On Wednesday, 31 May 2017 at 13:04:52 UTC, Steven Schveighoffer wrote:
For example:

int[3] arr;
arr[3] = 5;


Technically this is a programming error, and a bug. But memory hasn't actually been corrupted. The system properly stopped me from corrupting memory. But my reward is that even though this fiber threw an Error, and I get an error message in the log showing me the bug, the web server itself is now out of commission. No other pages can be served.

In this case it is fairly obvious where the bad index is coming from... but in general it is impossible to say.

So how much of your program is mad?

You need to reset to some safe / correct point to continue.

Which point?

It is impossible for the compiler to determine that.

Personally I would say the design fault is trying to build _everything_ into a single OS process.

The mechanism that is guaranteed, enforced by the hardware, to recover all resources and reset to a sane point is OS process exit.

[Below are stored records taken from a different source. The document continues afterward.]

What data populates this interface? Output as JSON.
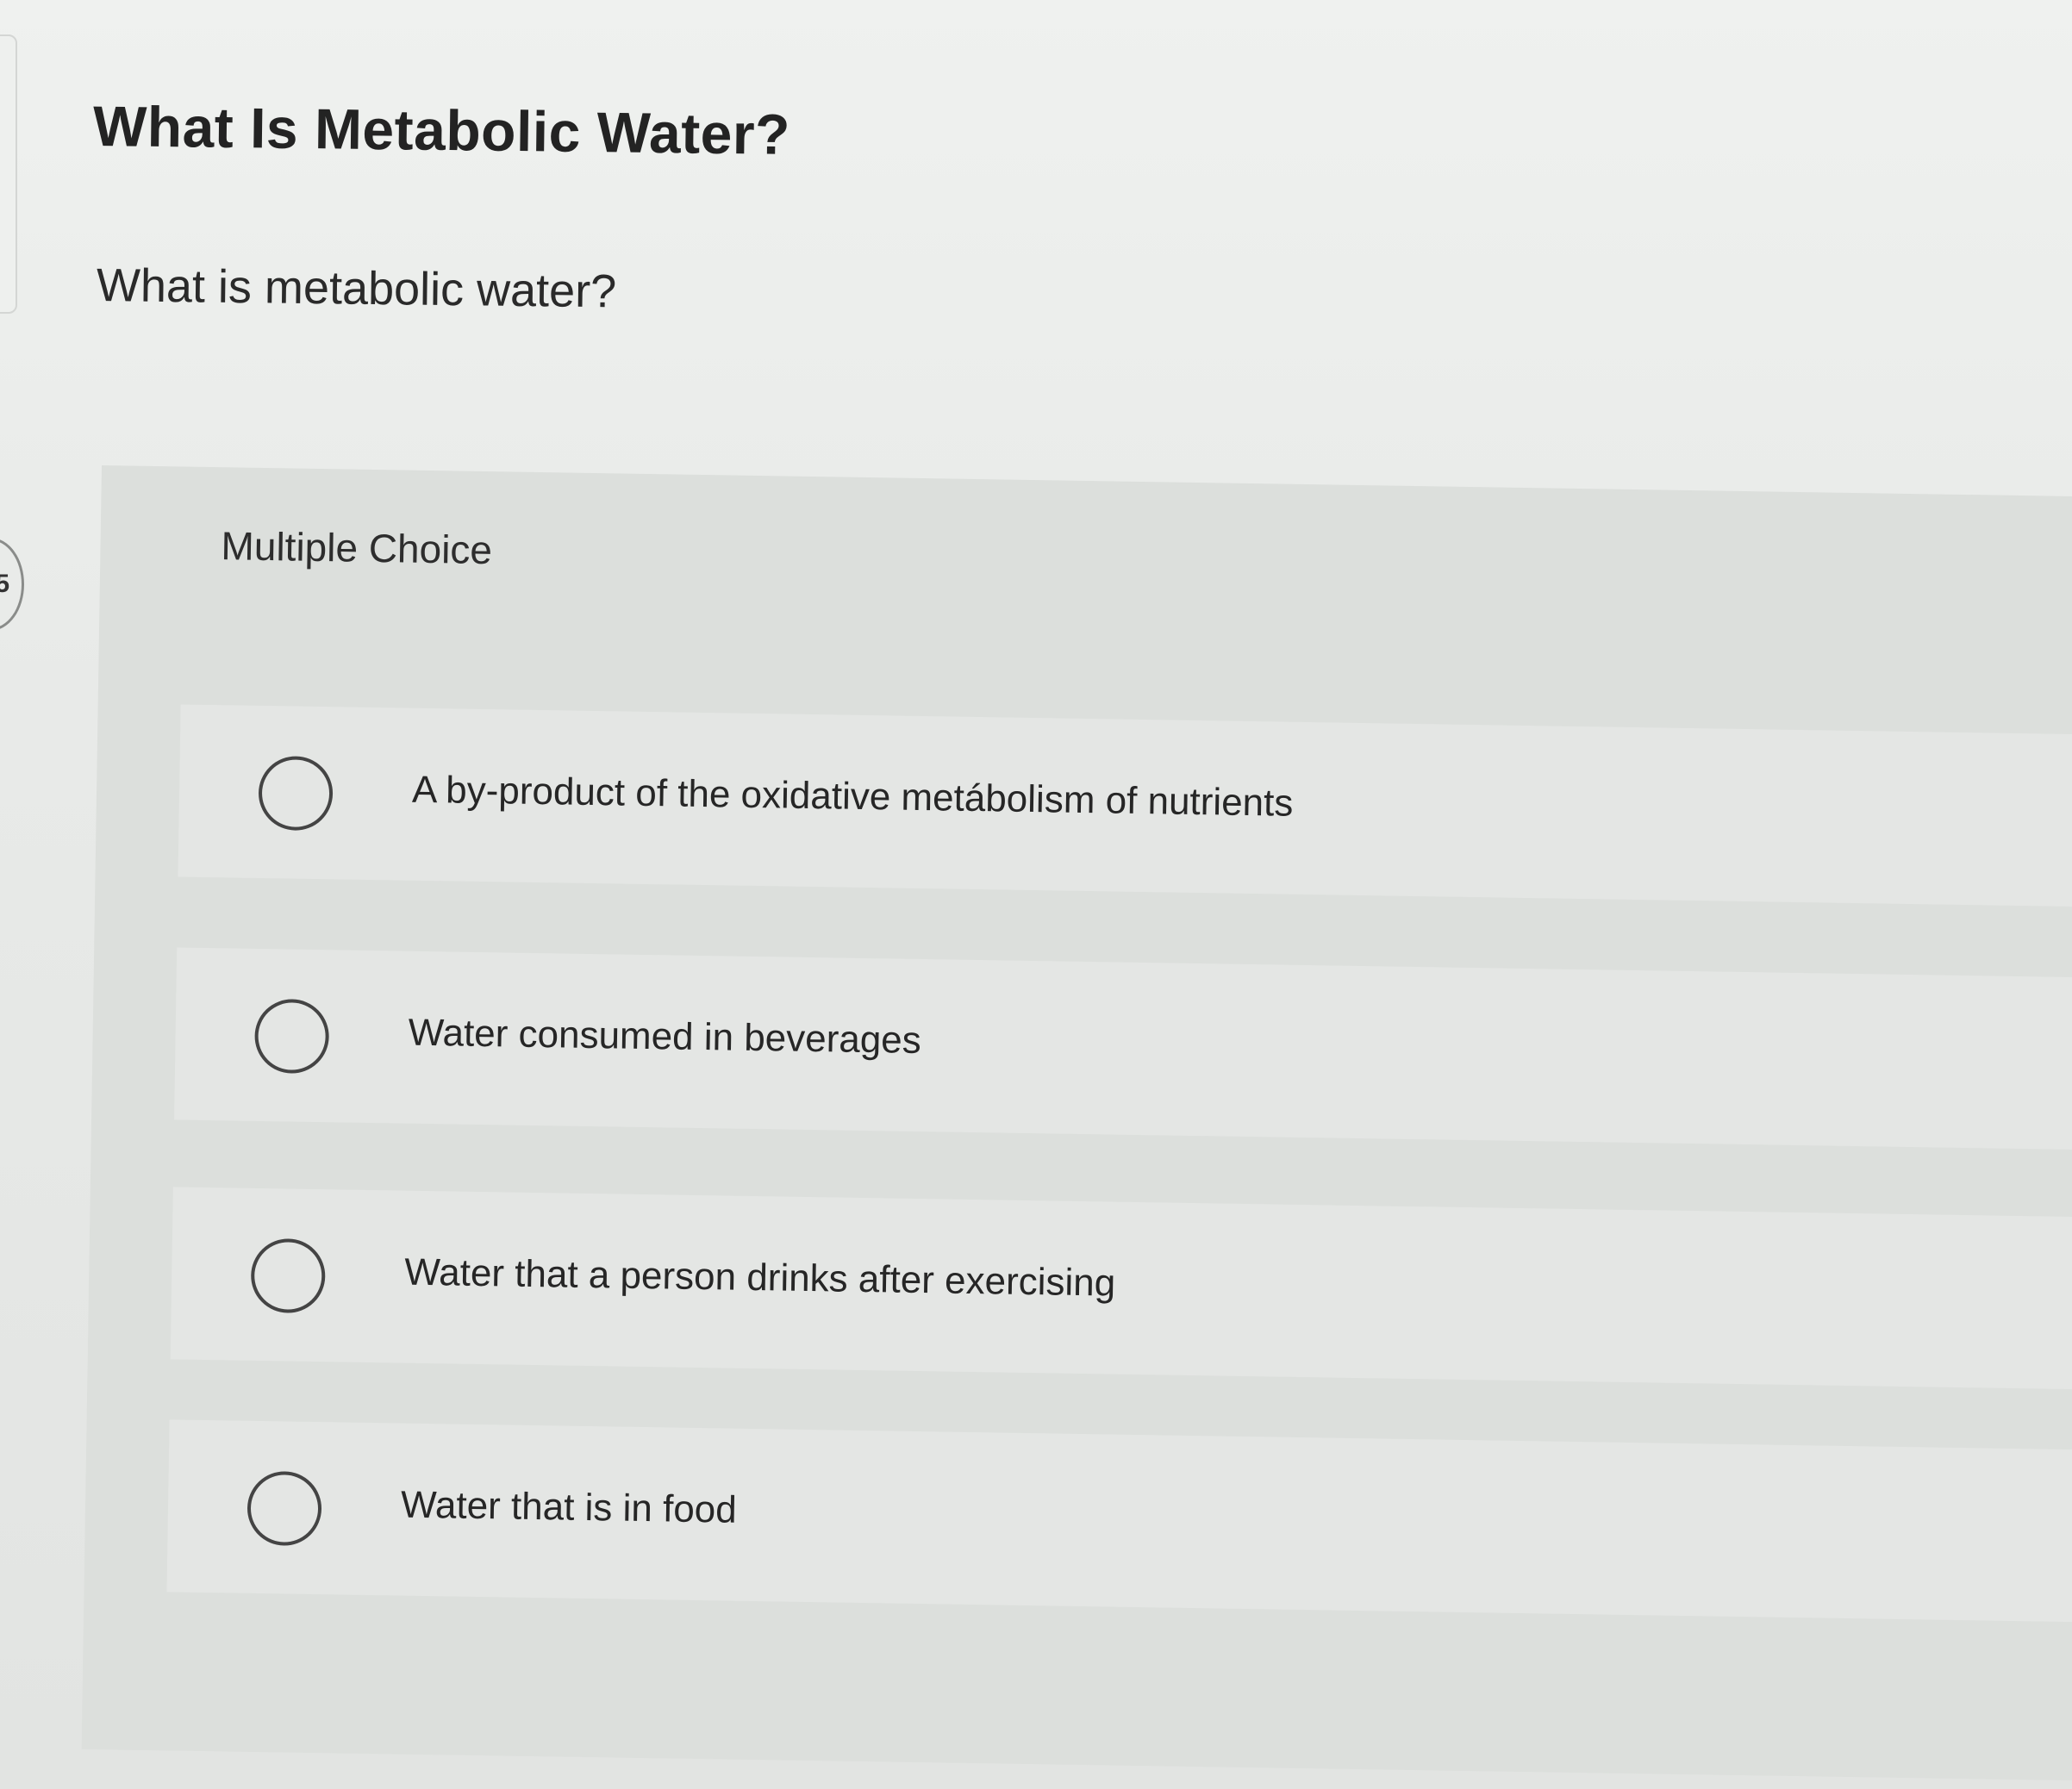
{
  "question_number": "5",
  "title": "What Is Metabolic Water?",
  "prompt": "What is metabolic water?",
  "question_type": "Multiple Choice",
  "options": [
    {
      "label": "A by-product of the oxidative metábolism of nutrients"
    },
    {
      "label": "Water consumed in beverages"
    },
    {
      "label": "Water that a person drinks after exercising"
    },
    {
      "label": "Water that is in food"
    }
  ]
}
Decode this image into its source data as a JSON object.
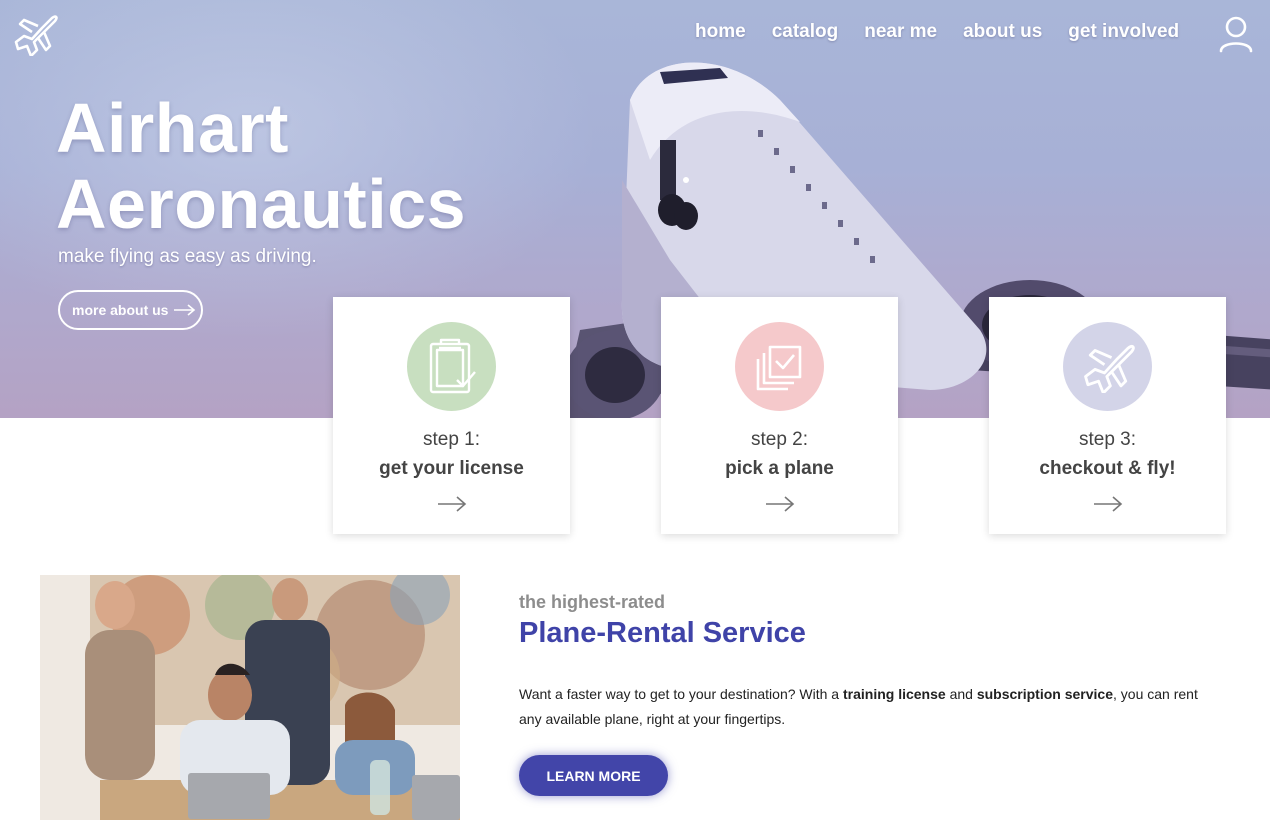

ie. If you need "bug" tolerance, decompose your system into multiple processes. This actually has a large number of other benefits. (eg. Automagically concurrent)

Of course, you then need to encode some common sense in the harness... if something keeps on starting up and dying within a very short period of time.... stop restarting it.

Of course, this is just one (of many) ways that a program bug can screw up a system. For example it can start chewing way too many resources.

So your harness needs to be able to limit that.

And of course if you are going to decompose in processes, a process may spawn many more, so you need to shepherd all the subprocesses sanely.....

...and start the herd of processes in appropriate order, and shut them down appropriately....

Sounds like quite an intelligent harness...

Fortunately one exists and has really carefully thought through all these issues.

It's called systemd and works very well.